The Audit Committee shall meet as frequently as circumstances dictate. The Audit
Committee Chair shall prepare and/or approve an agenda in advance of each
meeting. The Audit Committee shall consult privately with management, the
independent auditors and as a committee to discuss any matters that the Audit
Committee, management or the independent auditors believe should be discussed.

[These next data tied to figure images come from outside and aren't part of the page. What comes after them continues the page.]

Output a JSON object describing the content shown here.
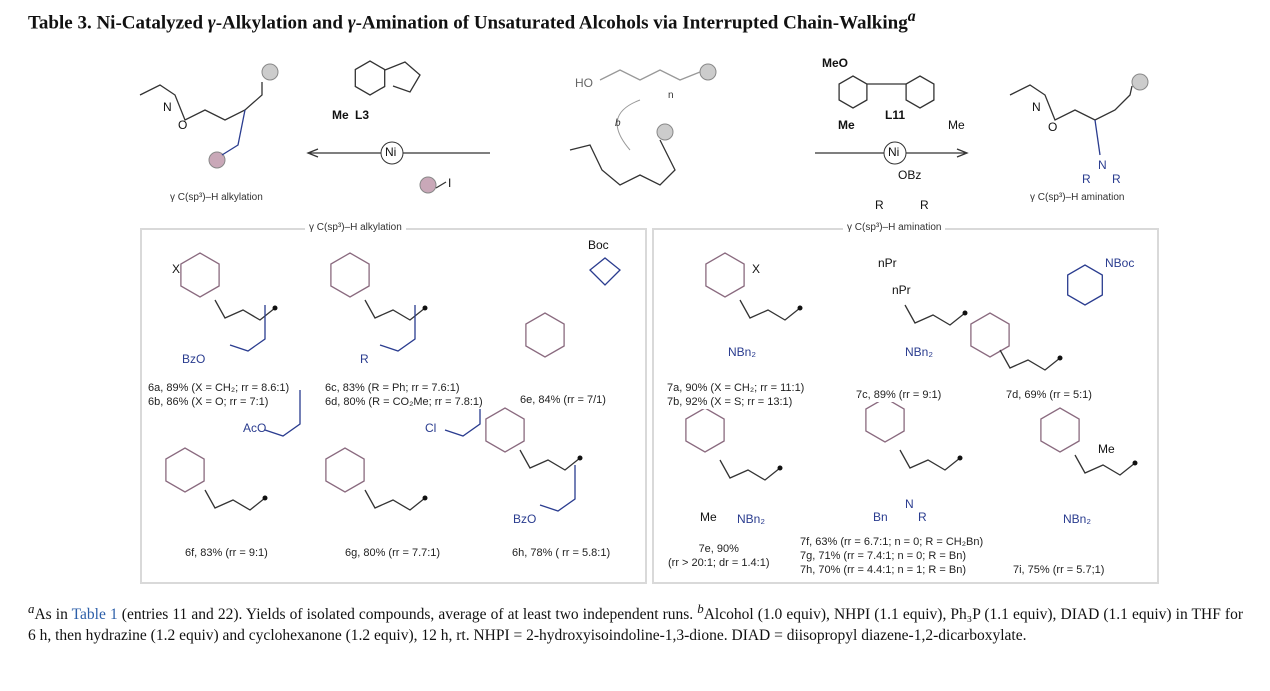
{
  "title": {
    "prefix": "Table 3. Ni-Catalyzed ",
    "g1": "γ",
    "mid1": "-Alkylation and ",
    "g2": "γ",
    "mid2": "-Amination of Unsaturated Alcohols via Interrupted Chain-Walking",
    "sup": "a"
  },
  "scheme": {
    "left_label": "γ C(sp³)–H alkylation",
    "right_label": "γ C(sp³)–H amination",
    "ligand_left": "L3",
    "ligand_right": "L11",
    "ni": "Ni",
    "me": "Me",
    "meo": "MeO",
    "obz": "OBz",
    "ho": "HO",
    "n": "n",
    "b": "b",
    "i": "I",
    "r": "R",
    "nitrogen": "N",
    "oxygen": "O",
    "gamma": "γ"
  },
  "sections": {
    "alkylation": "γ C(sp³)–H alkylation",
    "amination": "γ C(sp³)–H amination"
  },
  "structure_labels": {
    "x": "X",
    "bzo": "BzO",
    "r": "R",
    "boc": "Boc",
    "aco": "AcO",
    "cl": "Cl",
    "nbn2": "NBn₂",
    "npr": "nPr",
    "nboc": "NBoc",
    "me": "Me",
    "bn": "Bn",
    "n": "N",
    "o": "O"
  },
  "compounds": [
    {
      "lines": [
        "6a, 89% (X = CH₂;  rr = 8.6:1)",
        "6b, 86% (X = O; rr = 7:1)"
      ]
    },
    {
      "lines": [
        "6c, 83% (R = Ph;  rr = 7.6:1)",
        "6d, 80% (R = CO₂Me; rr = 7.8:1)"
      ]
    },
    {
      "lines": [
        "6e, 84% (rr = 7/1)"
      ]
    },
    {
      "lines": [
        "6f, 83% (rr = 9:1)"
      ]
    },
    {
      "lines": [
        "6g, 80% (rr = 7.7:1)"
      ]
    },
    {
      "lines": [
        "6h, 78% ( rr = 5.8:1)"
      ]
    },
    {
      "lines": [
        "7a, 90% (X = CH₂;  rr = 11:1)",
        "7b, 92% (X = S; rr = 13:1)"
      ]
    },
    {
      "lines": [
        "7c, 89% (rr = 9:1)"
      ]
    },
    {
      "lines": [
        "7d, 69% (rr = 5:1)"
      ]
    },
    {
      "lines": [
        "7e, 90%",
        "(rr > 20:1; dr = 1.4:1)"
      ]
    },
    {
      "lines": [
        "7f, 63% (rr = 6.7:1; n = 0; R = CH₂Bn)",
        "7g, 71% (rr = 7.4:1; n = 0; R = Bn)",
        "7h, 70% (rr = 4.4:1; n = 1; R = Bn)"
      ]
    },
    {
      "lines": [
        "7i, 75% (rr = 5.7;1)"
      ]
    }
  ],
  "footnote": {
    "a": "a",
    "p1": "As in ",
    "link": "Table 1",
    "p2": " (entries 11 and 22). Yields of isolated compounds, average of at least two independent runs. ",
    "b": "b",
    "p3": "Alcohol (1.0 equiv), NHPI (1.1 equiv), Ph₃P (1.1 equiv), DIAD (1.1 equiv) in THF for 6 h, then hydrazine (1.2 equiv) and cyclohexanone (1.2 equiv), 12 h, rt. NHPI = 2-hydroxyisoindoline-1,3-dione. DIAD = diisopropyl diazene-1,2-dicarboxylate."
  },
  "colors": {
    "ring": "#8a6a7f",
    "blue": "#2a3c8f",
    "box": "#d9d9d9",
    "link": "#2b5ea8"
  }
}
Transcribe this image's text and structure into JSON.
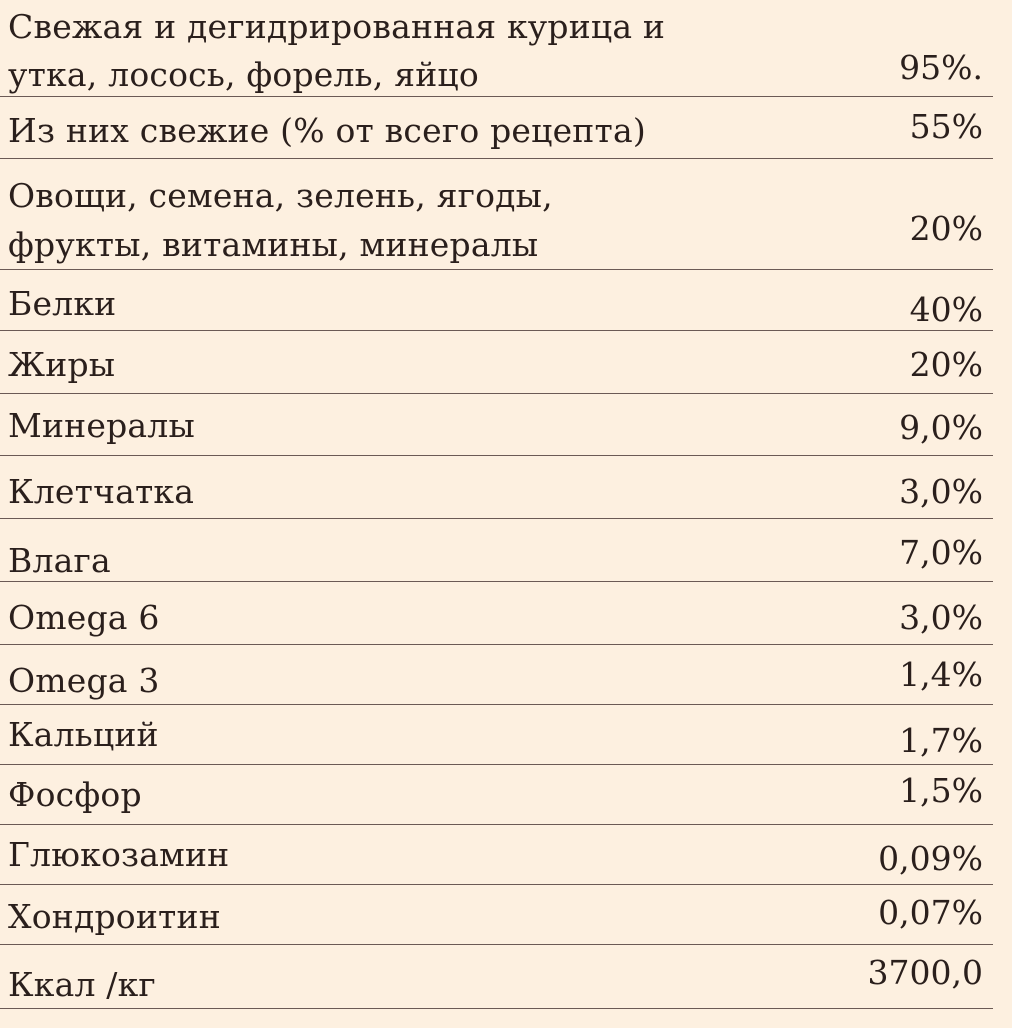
{
  "rows": [
    {
      "label_lines": [
        "Свежая и дегидрированная  курица и",
        "утка, лосось, форель, яйцо"
      ],
      "value": "95%."
    },
    {
      "label": "Из них свежие (% от всего рецепта)",
      "value": "55%"
    },
    {
      "label_lines": [
        "Овощи, семена, зелень, ягоды,",
        "фрукты, витамины, минералы"
      ],
      "value": "20%"
    },
    {
      "label": "Белки",
      "value": "40%"
    },
    {
      "label": "Жиры",
      "value": "20%"
    },
    {
      "label": "Минералы",
      "value": "9,0%"
    },
    {
      "label": "Клетчатка",
      "value": "3,0%"
    },
    {
      "label": "Влага",
      "value": "7,0%"
    },
    {
      "label": "Omega 6",
      "value": "3,0%"
    },
    {
      "label": "Omega 3",
      "value": "1,4%"
    },
    {
      "label": "Кальций",
      "value": "1,7%"
    },
    {
      "label": "Фосфор",
      "value": "1,5%"
    },
    {
      "label": "Глюкозамин",
      "value": "0,09%"
    },
    {
      "label": "Хондроитин",
      "value": "0,07%"
    },
    {
      "label": "Ккал /кг",
      "value": "3700,0"
    }
  ]
}
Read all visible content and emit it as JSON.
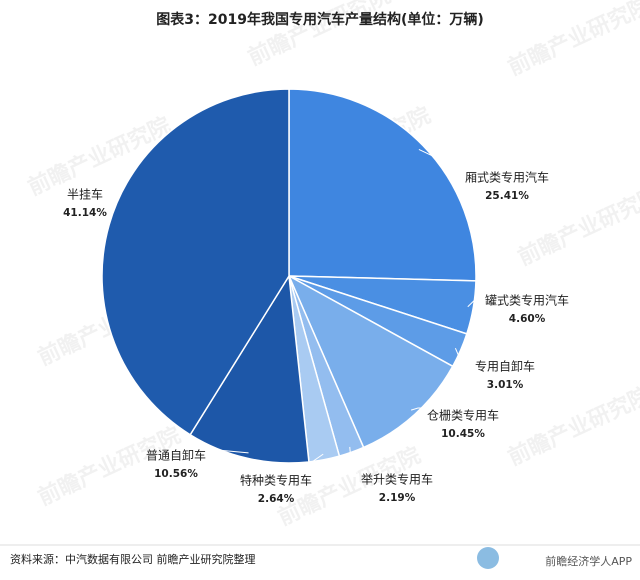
{
  "chart_data": {
    "type": "pie",
    "title": "图表3：2019年我国专用汽车产量结构(单位：万辆)",
    "categories": [
      "厢式类专用汽车",
      "罐式类专用汽车",
      "专用自卸车",
      "仓栅类专用车",
      "举升类专用车",
      "特种类专用车",
      "普通自卸车",
      "半挂车"
    ],
    "values": [
      25.41,
      4.6,
      3.01,
      10.45,
      2.19,
      2.64,
      10.56,
      41.14
    ],
    "value_labels": [
      "25.41%",
      "4.60%",
      "3.01%",
      "10.45%",
      "2.19%",
      "2.64%",
      "10.56%",
      "41.14%"
    ],
    "colors": [
      "#3f86e0",
      "#4a8fe3",
      "#5d9ce7",
      "#79aeeb",
      "#93bdef",
      "#a9cbf2",
      "#1d57a8",
      "#1f5bad"
    ],
    "source": "资料来源：中汽数据有限公司 前瞻产业研究院整理",
    "watermark": "前瞻产业研究院",
    "brand": "前瞻经济学人APP"
  }
}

III.     AUDIT COMMITTEE RESPONSIBILITIES AND DUTIES

The Audit Committee shall:

                                       A-1


                                                                       EXHIBIT A

REVIEW PROCEDURES

1.   Review and reassess the adequacy of this Charter at least annually and
     submit this Charter to the Board of Directors for approval and publishing
     at least every three years in accordance with the regulations of the U.S.
     Securities and Exchange Commission.

2.   Review the Company's annual audited financial statements, such review to
     include discussion with the Company's management and independent auditors
     of significant issues regarding accounting principles, practices and
     judgments.

3.   In consultation with the Company's management and the independent auditors,
     consider the integrity of the Company's financial reporting processes and
     controls; discuss significant financial risk exposures and the steps the
     Company's management has taken to monitor, control and report such
     exposures; and review significant findings prepared by the Company's
     independent auditors, together with management's responses thereto,
     including the status of previous recommendations.

INDEPENDENT AUDITORS

4.   Review the independence, and performance of the Company's independent
     auditors and annually recommend to the Board of Directors the appointment
     of the independent auditors or approve any discharge of independent
     auditors when circumstances warrant.

5.   Approve the fees and other significant compensation to be paid to the
     Company's independent auditors.

6.   On an annual basis, review and discuss with the Company's independent
     auditors all significant relationships they have with the Company that
     could impair the auditors' independence.

7.   Review the audit plan of the Company's independent auditors; discuss the
     scope, staffing, locations, reliance upon management and internal audit and
     general audit approach.




                                      A-2


8.   Discuss the results of the year-end audit with the independent auditors;
     discuss those matters required to be communicated to audit committees in
     accordance with the American Institute of Certified Public Accountants A
     Statement of Auditing Standards No. 61.

9.   Consider the Company's independent auditors' judgments about the quality
     and appropriateness of the Company's accounting principles as applied in
     its financial reporting.

LEGAL COMPLIANCE

10.  As the Audit Committee deems necessary or appropriate, review with the
     Company's counsel any legal matters that could have a significant impact on
     the organization's financial statements, the Company's compliance with
     applicable laws and regulations and any inquiries received from regulators
     or governmental agencies.

OTHER AUDIT COMMITTEE RESPONSIBILITIES

11.  Annually prepare a report to shareholders as required by the Securities and
     Exchange Commission, such report to be included in the Company's annual
     proxy statement.

12.  Perform any other activities consistent with this Charter, the Company's
     By-laws and governing law, as the Audit Committee or the Board of Directors
     deems necessary or appropriate.

13.  Maintain minutes of meetings and periodically report to the Board of
     Directors on significant results of the foregoing activities.